Als Mann hat mich der wahrscheinlich fehlende „Testo-Drive“ vielleicht daran gehindert, ein Alpha-Männchen vom Schlage DSKs zu werden (die dafür notwendige Intelligenz schreibe ich mir mal frech einfach zu). Und manchmal, nicht oft, aber immer wieder, erwische ich mich, erwische ich Tanja oder auch meine homosexuelle Seite bei Fantasien vom Sex mit dominanten, virilen, testosterongeladenen Männern. Stelle ich mir vor…nein, denkt euch den Rest, ich schreibe ja hier keine Pornogeschichte!

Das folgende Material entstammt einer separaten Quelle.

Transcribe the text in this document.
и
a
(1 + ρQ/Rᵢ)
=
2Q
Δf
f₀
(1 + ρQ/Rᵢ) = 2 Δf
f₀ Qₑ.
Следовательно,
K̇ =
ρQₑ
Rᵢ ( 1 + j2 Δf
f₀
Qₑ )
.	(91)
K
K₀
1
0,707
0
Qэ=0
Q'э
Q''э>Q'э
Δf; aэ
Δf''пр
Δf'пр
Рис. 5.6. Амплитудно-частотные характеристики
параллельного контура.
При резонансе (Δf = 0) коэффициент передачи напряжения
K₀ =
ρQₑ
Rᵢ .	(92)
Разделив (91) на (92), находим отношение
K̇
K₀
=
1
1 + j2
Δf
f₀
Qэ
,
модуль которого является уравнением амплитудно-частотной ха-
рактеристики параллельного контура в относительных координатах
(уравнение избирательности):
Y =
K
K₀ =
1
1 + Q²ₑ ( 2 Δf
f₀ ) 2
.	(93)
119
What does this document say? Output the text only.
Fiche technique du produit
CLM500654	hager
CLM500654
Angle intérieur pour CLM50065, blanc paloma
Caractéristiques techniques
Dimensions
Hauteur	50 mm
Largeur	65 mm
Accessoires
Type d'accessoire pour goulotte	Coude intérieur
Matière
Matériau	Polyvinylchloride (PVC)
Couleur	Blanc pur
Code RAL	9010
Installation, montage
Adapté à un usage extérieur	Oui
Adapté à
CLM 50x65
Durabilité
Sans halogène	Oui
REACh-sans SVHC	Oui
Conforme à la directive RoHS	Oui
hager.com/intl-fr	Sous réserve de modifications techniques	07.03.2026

Hmmm, könnten also auch die Maskulisten Recht haben, die ein männlich-weibliches Machtgefälle als genetische Voraussetzung der Fortpflanzung interpretieren? Die sozusagen meinen, dass die Frau biologisch im Grunde auf „Beine breit!“ programmiert sei? Aber ich bin doch genetisch und hormonell keine Frau. Denke ich aber doch (auch) wie eine? Wie eine Frau, was für eine Frau? Eine Gute, eine Böse, eine Schlampe, eine mangelhaft emanzipierte Frau?
Oder habe ich einfach nur ab und zu einen bestimmten, variablen sexuellen Gusto, so wie man heute Sushi und morgen Schnitzel möchte?
Es ist kein Geheimnis, dass ich den kultur- und sozialwissenschaftlich geprägten Feministinnen mehr Sympathie entgegenbringe als den Maskuli(ni)sten mit ihrer deutlichen Orientierung an Biologie und Genetik. Auch wenn Tanja nicht unbedingt gängigen Emanzipationsidealen entspricht.
Aber zuhören sollte man beiden Seiten. Sonst wird man das Rätsel der DSK-Männer vielleicht nie entschlüsseln können.